Open the Redirects page

Log in to cPanel through your client area or at yourdomain.com/cpanel. Go to Domains and click Redirects.
2

Choose the redirect type

Select a type from the Type menu:
  • Permanent (301) tells browsers and search engines that the page has moved permanently. Search engines update their index to the new URL.
  • Temporary (302) tells browsers and search engines the move is temporary. Search engines keep the original URL in their index.
3

Select the domain

Choose the domain from the dropdown, or select All Public Domains to redirect every domain on your account.
4

Set the source path

In the / text box, enter the path you want to redirect from. Leave it empty to redirect the entire domain. For example, enter old-page to redirect yourdomain.com/old-page.
5

Set the destination URL

In the Redirects to field, enter the full destination URL including the protocol, for example https://example.com/new-page.
6

Configure www handling

Choose how the redirect handles the www prefix:
  • Only redirect with www. — only redirects requests that include www.
  • Redirect with or without www. — redirects both www. and non-www. requests
  • Do Not Redirect www. — skips requests that include www.
7

Save

Click Add.
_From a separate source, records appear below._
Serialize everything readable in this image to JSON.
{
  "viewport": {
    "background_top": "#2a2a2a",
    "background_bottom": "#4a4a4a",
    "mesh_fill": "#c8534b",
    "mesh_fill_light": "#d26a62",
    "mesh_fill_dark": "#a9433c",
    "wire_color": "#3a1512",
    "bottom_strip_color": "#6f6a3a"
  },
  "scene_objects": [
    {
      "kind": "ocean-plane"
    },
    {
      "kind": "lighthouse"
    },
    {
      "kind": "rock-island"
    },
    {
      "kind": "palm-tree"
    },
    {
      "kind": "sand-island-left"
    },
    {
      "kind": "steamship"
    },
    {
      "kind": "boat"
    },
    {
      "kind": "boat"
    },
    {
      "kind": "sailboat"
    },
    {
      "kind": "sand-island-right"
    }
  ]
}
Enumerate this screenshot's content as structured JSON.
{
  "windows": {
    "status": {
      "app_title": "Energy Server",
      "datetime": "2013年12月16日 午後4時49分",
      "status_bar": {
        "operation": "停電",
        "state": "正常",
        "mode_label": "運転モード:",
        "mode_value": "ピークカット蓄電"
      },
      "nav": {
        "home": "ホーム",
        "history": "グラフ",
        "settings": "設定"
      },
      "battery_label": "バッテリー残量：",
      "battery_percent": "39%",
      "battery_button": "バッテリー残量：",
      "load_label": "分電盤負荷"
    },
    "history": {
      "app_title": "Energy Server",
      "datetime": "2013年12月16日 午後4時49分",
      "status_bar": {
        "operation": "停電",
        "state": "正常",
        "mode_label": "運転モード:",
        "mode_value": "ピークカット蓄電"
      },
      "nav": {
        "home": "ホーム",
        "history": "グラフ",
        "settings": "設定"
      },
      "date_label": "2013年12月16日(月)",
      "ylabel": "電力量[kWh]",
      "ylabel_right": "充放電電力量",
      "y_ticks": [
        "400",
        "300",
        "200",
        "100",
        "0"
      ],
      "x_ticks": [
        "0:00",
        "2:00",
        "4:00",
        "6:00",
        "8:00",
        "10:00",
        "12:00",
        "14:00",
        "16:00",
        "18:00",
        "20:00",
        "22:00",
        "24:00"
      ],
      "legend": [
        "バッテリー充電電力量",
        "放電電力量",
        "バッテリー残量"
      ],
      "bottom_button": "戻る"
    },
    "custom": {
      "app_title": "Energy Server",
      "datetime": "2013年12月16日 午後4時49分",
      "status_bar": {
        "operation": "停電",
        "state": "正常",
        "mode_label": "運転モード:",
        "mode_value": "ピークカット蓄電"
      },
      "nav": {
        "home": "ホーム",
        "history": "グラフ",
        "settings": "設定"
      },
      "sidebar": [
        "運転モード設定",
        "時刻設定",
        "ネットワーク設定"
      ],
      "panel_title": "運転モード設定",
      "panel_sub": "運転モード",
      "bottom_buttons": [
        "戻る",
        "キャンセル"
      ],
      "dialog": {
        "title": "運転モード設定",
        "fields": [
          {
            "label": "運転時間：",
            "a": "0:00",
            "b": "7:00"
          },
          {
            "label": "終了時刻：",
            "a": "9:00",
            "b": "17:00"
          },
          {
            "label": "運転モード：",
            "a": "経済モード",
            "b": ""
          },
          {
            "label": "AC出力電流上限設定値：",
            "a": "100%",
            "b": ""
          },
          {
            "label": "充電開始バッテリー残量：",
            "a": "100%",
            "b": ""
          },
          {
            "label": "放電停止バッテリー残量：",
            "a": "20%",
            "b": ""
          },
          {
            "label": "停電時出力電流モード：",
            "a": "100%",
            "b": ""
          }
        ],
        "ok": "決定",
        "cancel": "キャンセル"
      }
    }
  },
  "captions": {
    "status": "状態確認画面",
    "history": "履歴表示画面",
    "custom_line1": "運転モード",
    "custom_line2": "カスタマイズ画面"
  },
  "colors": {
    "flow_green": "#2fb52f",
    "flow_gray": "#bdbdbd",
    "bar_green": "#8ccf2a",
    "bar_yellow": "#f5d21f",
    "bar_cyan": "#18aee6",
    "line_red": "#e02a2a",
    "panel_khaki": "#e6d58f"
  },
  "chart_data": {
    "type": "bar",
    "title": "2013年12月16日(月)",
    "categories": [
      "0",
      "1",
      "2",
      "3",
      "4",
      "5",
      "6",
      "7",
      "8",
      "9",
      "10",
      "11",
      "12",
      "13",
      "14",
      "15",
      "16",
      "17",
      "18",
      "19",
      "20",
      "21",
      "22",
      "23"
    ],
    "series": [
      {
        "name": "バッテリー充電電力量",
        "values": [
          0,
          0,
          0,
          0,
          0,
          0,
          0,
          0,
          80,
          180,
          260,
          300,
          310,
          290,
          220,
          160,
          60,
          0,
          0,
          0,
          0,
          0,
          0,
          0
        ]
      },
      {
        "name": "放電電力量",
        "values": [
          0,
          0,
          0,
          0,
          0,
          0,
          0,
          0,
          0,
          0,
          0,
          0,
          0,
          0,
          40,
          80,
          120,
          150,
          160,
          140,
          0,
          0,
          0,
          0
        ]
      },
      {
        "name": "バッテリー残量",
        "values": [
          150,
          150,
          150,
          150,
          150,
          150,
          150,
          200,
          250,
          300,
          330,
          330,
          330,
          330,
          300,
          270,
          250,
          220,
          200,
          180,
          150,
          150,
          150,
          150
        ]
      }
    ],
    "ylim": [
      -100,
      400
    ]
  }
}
The redirect appears in the Current Redirects table.
After creating a redirect, click the link under Directory in the Current Redirects table to test it.

Wildcard redirects

Enable the Wild Card Redirect option when you want all pages within a directory to redirect to the same path on the destination domain. For example, if olddomain.com redirects to newdomain.com with a wildcard, then olddomain.com/about redirects to newdomain.com/about, olddomain.com/contact redirects to newdomain.com/contact, and so on. This is useful when migrating an entire site to a new domain while preserving the URL structure.

Edit or delete a redirect

You cannot edit an existing redirect. To change one, delete it from the Current Redirects table and create a new redirect with the updated settings. To delete a redirect, click Delete next to it and confirm with Yes.
Browsers cache redirects. After deleting a redirect, visitors may need to clear their browser cache before the change takes effect.

Redirects and WordPress

When you add a redirect through cPanel, it writes rules to the bottom of the .htaccess file. WordPress and some other applications manage their own rewrite rules in .htaccess and may ignore rules added below their block. If a redirect isn’t working on a WordPress site, you have two options:
  • Use a WordPress redirect plugin instead of cPanel’s redirect tool.
  • Manually add the redirect rule inside the WordPress section of your .htaccess file using File Manager or FTP.
If you edit .htaccess manually, keep a backup of the original file. A syntax error can take your site offline.